Jewish Collectors and Donors at the National Gallery

Lead Research Organisation: Durham University
Department Name: History

Abstract

This project interrogates the Jewish contribution to the making of the National Gallery. Despite the importance of many Jewish collectors associated with the Gallery - including Alfred de Rothschild, Ludwig Mond, Walter Samuel, 2nd Viscount Bearsted - these men and women have never been studied as a group in relation to the growth of the institution. Focusing on the period from the foundation of the National Gallery (1824) to the end of the Second World (1945), this project will investigate the role of Jewish donors, dealers and trustees in constructing the collections and in administering the institution. The project will consider what, if anything, was distinctive about Jewish taste in painting, and uncover the motivations behind acts of philanthropy on the part of this cultural minority. It will reconstruct the Jewish presence within networks of kinship, business and sociability that sustained the National Gallery in an era of dramatic expansion yet economic hardship and analyse the dynamics which resulted in paintings owned by eminent Jewish collectors entering the public domain in the era before the Holocaust. Although centred on the holdings of the National Gallery, this interdisciplinary doctoral project will reveal links with other houses and museums in Britain and beyond, and put to work methodologies derived from art history, social and cultural history, the history of collecting and the history of the art market. In addition to its historic interest, the project fits with a contemporary desire for museums to be more reflexive about their origins and to discover the diverse histories they contain and can narrate. In this way, the project fits with contemporary agendas at the Gallery as it moves towards the bicentenary of its foundation in 2024.

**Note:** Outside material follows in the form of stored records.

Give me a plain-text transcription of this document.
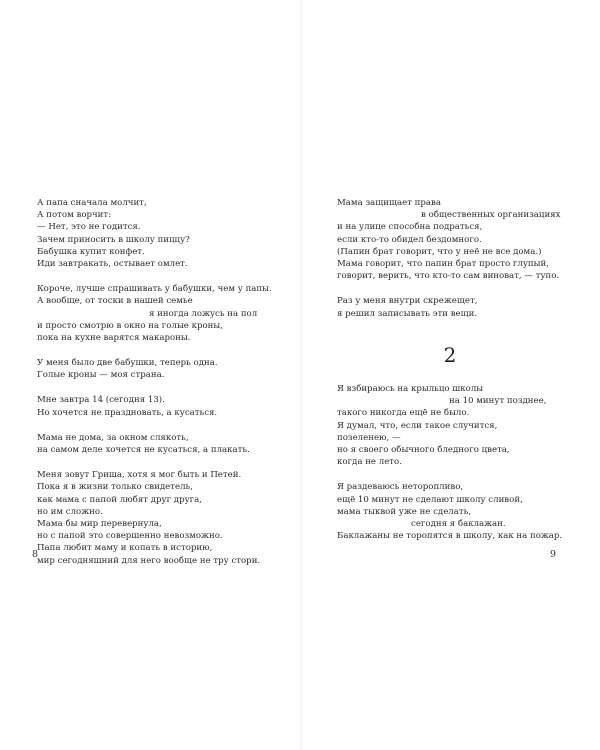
А папа сначала молчит,
А потом ворчит:
— Нет, это не годится.
Зачем приносить в школу пиццу?
Бабушка купит конфет.
Иди завтракать, остывает омлет.
Короче, лучше спрашивать у бабушки, чем у папы.
А вообще, от тоски в нашей семье
я иногда ложусь на пол
и просто смотрю в окно на голые кроны,
пока на кухне варятся макароны.
У меня было две бабушки, теперь одна.
Голые кроны — моя страна.
Мне завтра 14 (сегодня 13).
Но хочется не праздновать, а кусаться.
Мама не дома, за окном слякоть,
на самом деле хочется не кусаться, а плакать.
Меня зовут Гриша, хотя я мог быть и Петей.
Пока я в жизни только свидетель,
как мама с папой любят друг друга,
но им сложно.
Мама бы мир перевернула,
но с папой это совершенно невозможно.
Папа любит маму и копать в историю,
мир сегодняшний для него вообще не тру стори.
8
Мама защищает права
в общественных организациях
и на улице способна подраться,
если кто-то обидел бездомного.
(Папин брат говорит, что у неё не все дома.)
Мама говорит, что папин брат просто глупый,
говорит, верить, что кто-то сам виноват, — тупо.
Раз у меня внутри скрежещет,
я решил записывать эти вещи.
2
Я взбираюсь на крыльцо школы
на 10 минут позднее,
такого никогда ещё не было.
Я думал, что, если такое случится,
позеленею, —
но я своего обычного бледного цвета,
когда не лето.
Я раздеваюсь неторопливо,
ещё 10 минут не сделают школу сливой,
мама тыквой уже не сделать,
сегодня я баклажан.
Баклажаны не торопятся в школу, как на пожар.
9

Among the central questions for this doctoral research project are:
- What does the development of the National Gallery and its collections reveal about Jewish cultural philanthropy in the period, c.1830-1945? How does the donation of paintings compare with other types of gift?- How did the intensity of Jewish involvement with the National Gallery vary over this period? How did the Jewish participation compare with that of other groups? Did gender, social status, age or national background influence how collectors engaged with the Gallery?- What contribution did Jewish trustees make to the direction and management of the National Gallery in the hundred years of its existence?- How significant was the contribution of Jewish dealers to the formation of the National Gallery collections? How far did Jewish dealers and collectors mobilise wider European relationships and cultural trends?- Why has this Jewish contribution been obscured within institutional memory? How should that be rectified?